Dort muss er nicht leben wie ein Mönch, doch bedenken, »dass sich die Interessen zweier Partner in der Ehe entsprechen sollten«. Eine »Allgemeingültigkeit«, die Dieter Pauly viel zu spät aufging und sich verhängnisvoll paarte mit der Erkenntnis, dass Frau Pauly die »Liebe zum Fußball« weder teilen, noch »auf Dauer tolerieren« konnte. Anderseits, wie sollte er sowas ahnen, Pauly war ja nie zu Hause. Wenn er »nicht als Schiedsrichter unterwegs war«, besuchte er »Stadien oder saß vor dem Fernseher, um Anschauungsunterricht zu nehmen. Wurde gerade nichts dergleichen geboten, so stand garantiert ein Lehrabend für Schiedrichter auf dem Programm.« Die Ehe wurde nach elf (!) Jahren geschieden. Schiedsrichterfrauen sollten sein wie Birgit Merk. Sie schafft es, des Gatten »bewegtes und bewegendes Leben zu fördern, ohne zu fordern und dabei bescheiden im Hintergrund zu bleiben.« (Markus Merk) Ist aber so eine Frau gefunden, ist alles gut.

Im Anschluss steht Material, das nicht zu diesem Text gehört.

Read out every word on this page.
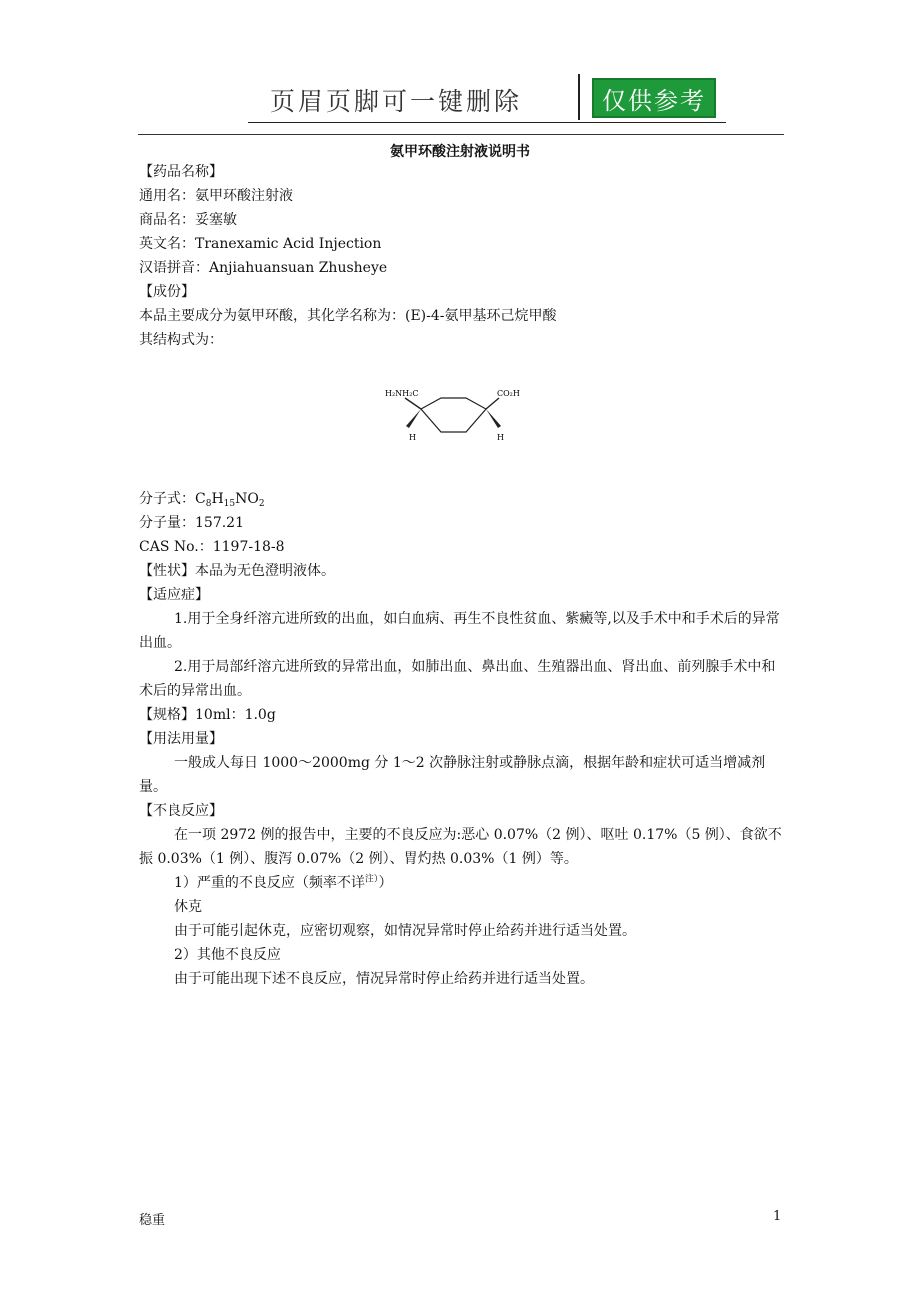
页眉页脚可一键删除	仅供参考
氨甲环酸注射液说明书
【药品名称】
通用名：氨甲环酸注射液
商品名：妥塞敏
英文名：Tranexamic Acid Injection
汉语拼音：Anjiahuansuan Zhusheye
【成份】
本品主要成分为氨甲环酸，其化学名称为：(E)-4-氨甲基环己烷甲酸
其结构式为：
H₂NH₂C	CO₂H
H	H
分子式：$C_8H_{15}NO_2$
分子量：157.21
CAS No.：1197-18-8
【性状】本品为无色澄明液体。
【适应症】
1.用于全身纤溶亢进所致的出血，如白血病、再生不良性贫血、紫癜等,以及手术中和手术后的异常出血。
2.用于局部纤溶亢进所致的异常出血，如肺出血、鼻出血、生殖器出血、肾出血、前列腺手术中和术后的异常出血。
【规格】10ml：1.0g
【用法用量】
一般成人每日 1000～2000mg 分 1～2 次静脉注射或静脉点滴，根据年龄和症状可适当增减剂量。
【不良反应】
在一项 2972 例的报告中，主要的不良反应为:恶心 0.07%（2 例）、呕吐 0.17%（5 例）、食欲不振 0.03%（1 例）、腹泻 0.07%（2 例）、胃灼热 0.03%（1 例）等。
1）严重的不良反应（频率不详$^{注)}$）
休克
由于可能引起休克，应密切观察，如情况异常时停止给药并进行适当处置。
2）其他不良反应
由于可能出现下述不良反应，情况异常时停止给药并进行适当处置。
稳重	1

Dann gilt es, »sich weitgehend der Schiedsrichtersache« zu verschreiben (DFB-Schiedsrichterhandbuch), um ihr Wesen zu begreifen in voller Gänze und Pracht und wie es sich offenbart in Schrift und Wort und da heißt: Gesegnet sei der Unparteiische mit »Charakterstärke« (Rudolf Kreitlein), mit »Mut und Durchsetzungsvermögen« (Manfred Amerell), mit »gesundem Menschenverstand, einer gewissen Ausstrahlung und guten Umgangsformen« (Eugen Strigel). »Untadelig« sei der Referee, »unangreifbar, korrekt und fair«. So spricht Wolfgang Mierswa, der Vorsitzende des Verbands-Schiedsrichter-Ausschusses in Niedersachsen.

Und er spricht auch so: »Wir bemühen uns, ihm das zu vermitteln.« Das ist das eine. Vollendung aber, weiß Pfeifenfrau und Pfeifenmann, Vollendung kann nur werden durch »Persönlichkeitsbildung« (Merk), »Persönlichkeitsentwicklung« (Elke Günthner), »Persönlichkeitsschulung« (Urs Meier), durch »entschlossenes Arbeiten an sich selbst« (Pierluigi Collina), durch »ständige Weiterentwicklung der eigenen Persönlichkeit« (Hellmut Krug), weil ja »seit dem Hoyzer-Skandal die Persönlichkeit immer wichtiger« wird (Mierswa).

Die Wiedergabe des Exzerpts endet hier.